Il est écrit: TA PAROLE EST LA VERITE(Jean 17.17)... cela me suffit !

INTRODUCTION


L'édit de Nantes, publié le 13 avril 1598, forma, pendant quatre-vingt-sept ans, le droit public des protestants français; il leur accorda, en effet, des privilèges qui se trouvèrent limités par des conditions si précises et si bien concertées, que non seulement ils n'apportèrent aucun préjudice aux catholiques, mais qu'ils furent encore d'une nature telle, qu'on n'aurait pu les refuser aux protestants ou les leur ôter sans choquer et le droit de la nature et le droit des gens, sans violer la loi de Dieu et sans blesser l'usage de tout christianisme.

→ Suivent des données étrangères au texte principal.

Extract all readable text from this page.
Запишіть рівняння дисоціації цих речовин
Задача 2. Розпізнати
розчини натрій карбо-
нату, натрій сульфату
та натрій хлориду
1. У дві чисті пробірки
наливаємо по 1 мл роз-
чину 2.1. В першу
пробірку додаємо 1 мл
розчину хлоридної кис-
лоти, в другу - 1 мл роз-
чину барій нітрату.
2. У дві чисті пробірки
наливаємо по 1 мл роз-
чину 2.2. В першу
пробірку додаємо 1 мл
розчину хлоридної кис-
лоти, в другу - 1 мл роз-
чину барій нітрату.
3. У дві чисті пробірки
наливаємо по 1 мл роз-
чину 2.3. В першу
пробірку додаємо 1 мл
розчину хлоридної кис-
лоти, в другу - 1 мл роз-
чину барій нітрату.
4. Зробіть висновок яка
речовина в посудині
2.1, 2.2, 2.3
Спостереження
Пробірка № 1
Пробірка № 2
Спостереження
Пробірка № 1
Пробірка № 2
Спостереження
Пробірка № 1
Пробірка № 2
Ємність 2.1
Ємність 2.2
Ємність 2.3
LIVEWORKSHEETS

Si d'un côté, cet édit fut un acte de justice et de bonne politique qui solda des services rendus et retira la France des dangers des guerres civiles, il fut d'un autre côté la seule digue et l'unique retranchement qui garantit pendant près d'un siècle les réformés de l'animosité du clergé et de la violence des parlements. Aussi fut-il déclaré perpétuel et irrévocable, parce qu'il était le fondement de l'union entre les deux communions religieuses existantes et de la tranquillité de l'État.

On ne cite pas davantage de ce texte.